La ragazza di Via Condotti n'est pas parfait. La réalisation de Lorente est parfois un peu molle et manque de relief. L'intrigue sans temps mort n'est pas toujours très plausible mais elle tient suffisamment en haleine pour retenir l'attention et les qualités du film en font vite oublier ses défauts. L'interprétation de Femi Benussi dans la peau de Laura, un rôle maitrisé qui change des habituels gourgandines des sexy comédies dont elle fut l'héroïne. Version brune ou version blonde platine Femi se montre tout à fait convaincante dans un
registre dramatique, féroce, pour lequel elle n'est pas forcée pour une fois à se déshabiller du moins si peu. A ses cotés Frederik Stafford joue les limiers solitaires, un homme et mari désemparé par la mort d'une épouse qu'il aimait toujours malgré ses addictions, Simon Andreu est le frère assassin de Femi. Quant à Patty Shepard elle offre elle aussi une jolie prestation, à la fois pathétique et touchante, dans la peau de la malheureuse épouse alcoolique. Coproduction oblige Claude Jade est la douce Tiffany et Michel Constantin endosse le manteau de l'inspecteur Palma. On regrettera simplement que Lorente ne l'est pas mieux utilisé, un peu trop fade et sous employé pour apporter au film un
petit plus. Toujours au crédit du film la partition musicale de Enrico Simonetti portée par sa chanson-phare, "Una ragazza come tante", interprétée par la voix rauque de Augusto Daolio, le chanteur du groupe de rock italien I nomadi déjà responsable de quelques autres BO (No il caso e felicemente risolto).

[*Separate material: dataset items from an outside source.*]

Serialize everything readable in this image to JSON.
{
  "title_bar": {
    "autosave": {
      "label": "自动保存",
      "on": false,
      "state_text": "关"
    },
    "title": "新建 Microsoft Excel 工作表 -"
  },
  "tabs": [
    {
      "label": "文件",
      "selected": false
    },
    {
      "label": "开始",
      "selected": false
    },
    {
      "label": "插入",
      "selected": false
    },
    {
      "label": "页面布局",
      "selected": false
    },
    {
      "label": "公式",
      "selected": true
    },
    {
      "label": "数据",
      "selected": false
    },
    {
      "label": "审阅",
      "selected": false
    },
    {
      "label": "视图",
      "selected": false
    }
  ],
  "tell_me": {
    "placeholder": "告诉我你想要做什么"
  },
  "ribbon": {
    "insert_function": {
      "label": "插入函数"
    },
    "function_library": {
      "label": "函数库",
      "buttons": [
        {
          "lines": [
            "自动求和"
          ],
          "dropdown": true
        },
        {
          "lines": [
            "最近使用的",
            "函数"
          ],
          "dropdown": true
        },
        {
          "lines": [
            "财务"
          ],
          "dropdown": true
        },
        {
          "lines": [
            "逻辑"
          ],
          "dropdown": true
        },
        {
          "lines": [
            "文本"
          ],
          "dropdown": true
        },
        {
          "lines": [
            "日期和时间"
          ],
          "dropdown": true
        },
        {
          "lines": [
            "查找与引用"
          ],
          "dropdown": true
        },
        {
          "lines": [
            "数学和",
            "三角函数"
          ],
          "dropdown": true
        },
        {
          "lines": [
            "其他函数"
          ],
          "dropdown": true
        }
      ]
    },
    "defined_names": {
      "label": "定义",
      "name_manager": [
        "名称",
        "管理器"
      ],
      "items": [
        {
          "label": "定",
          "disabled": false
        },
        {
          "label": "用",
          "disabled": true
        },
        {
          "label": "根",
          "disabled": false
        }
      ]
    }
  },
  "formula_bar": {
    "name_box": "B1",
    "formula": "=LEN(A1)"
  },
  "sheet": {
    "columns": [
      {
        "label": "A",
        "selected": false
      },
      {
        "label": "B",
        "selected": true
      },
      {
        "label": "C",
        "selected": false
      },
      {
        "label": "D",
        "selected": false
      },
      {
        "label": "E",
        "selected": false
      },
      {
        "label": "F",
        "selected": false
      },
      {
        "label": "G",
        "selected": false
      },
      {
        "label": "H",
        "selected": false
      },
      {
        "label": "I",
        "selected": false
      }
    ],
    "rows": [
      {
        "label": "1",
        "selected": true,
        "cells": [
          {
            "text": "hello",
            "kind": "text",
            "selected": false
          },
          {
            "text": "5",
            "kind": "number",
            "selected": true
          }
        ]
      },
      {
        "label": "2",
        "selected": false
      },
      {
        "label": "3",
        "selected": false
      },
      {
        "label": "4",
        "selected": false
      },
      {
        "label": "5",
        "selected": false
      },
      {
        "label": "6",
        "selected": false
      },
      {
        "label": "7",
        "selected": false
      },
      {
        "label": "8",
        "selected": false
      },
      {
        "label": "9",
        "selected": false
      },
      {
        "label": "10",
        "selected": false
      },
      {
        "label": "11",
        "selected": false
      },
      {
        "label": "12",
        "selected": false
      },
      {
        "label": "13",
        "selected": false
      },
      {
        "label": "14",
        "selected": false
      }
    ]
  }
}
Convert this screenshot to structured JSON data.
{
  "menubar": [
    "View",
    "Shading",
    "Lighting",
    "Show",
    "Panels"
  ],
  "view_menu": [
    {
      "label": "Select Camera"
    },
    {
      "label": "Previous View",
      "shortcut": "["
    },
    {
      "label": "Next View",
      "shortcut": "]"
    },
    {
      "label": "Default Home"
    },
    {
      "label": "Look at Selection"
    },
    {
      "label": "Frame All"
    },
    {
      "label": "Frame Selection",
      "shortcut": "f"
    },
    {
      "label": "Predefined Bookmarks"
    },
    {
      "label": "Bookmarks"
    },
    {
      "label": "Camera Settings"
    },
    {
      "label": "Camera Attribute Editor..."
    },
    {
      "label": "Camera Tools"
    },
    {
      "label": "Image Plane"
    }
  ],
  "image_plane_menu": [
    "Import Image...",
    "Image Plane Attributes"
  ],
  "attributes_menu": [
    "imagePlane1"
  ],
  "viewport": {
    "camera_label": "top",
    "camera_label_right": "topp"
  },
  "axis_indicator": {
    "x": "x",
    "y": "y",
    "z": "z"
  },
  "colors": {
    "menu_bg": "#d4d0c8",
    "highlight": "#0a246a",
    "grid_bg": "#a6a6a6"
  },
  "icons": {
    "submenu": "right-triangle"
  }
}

La ragazza di Via Condotti est une peinture réussie du monde que le film décrit, un tableau bien sombre de la bourgeoisie, de l'hypocrisie et de l'arrivisme qui brille par son amoralité et son final amer qui devrait laisser au spectateur un arrière-goût étrange au fond de la gorge. Voilà une agréable surprise qui mérite l'attention de l'amateur d'autant plus que le film, oublié des éditeurs, est devenu au fil du temps extrêmement rare, difficilement visionnable si ce n'est par le biais d'une médiocre vidéo italienne et de la VHS française sortie jadis.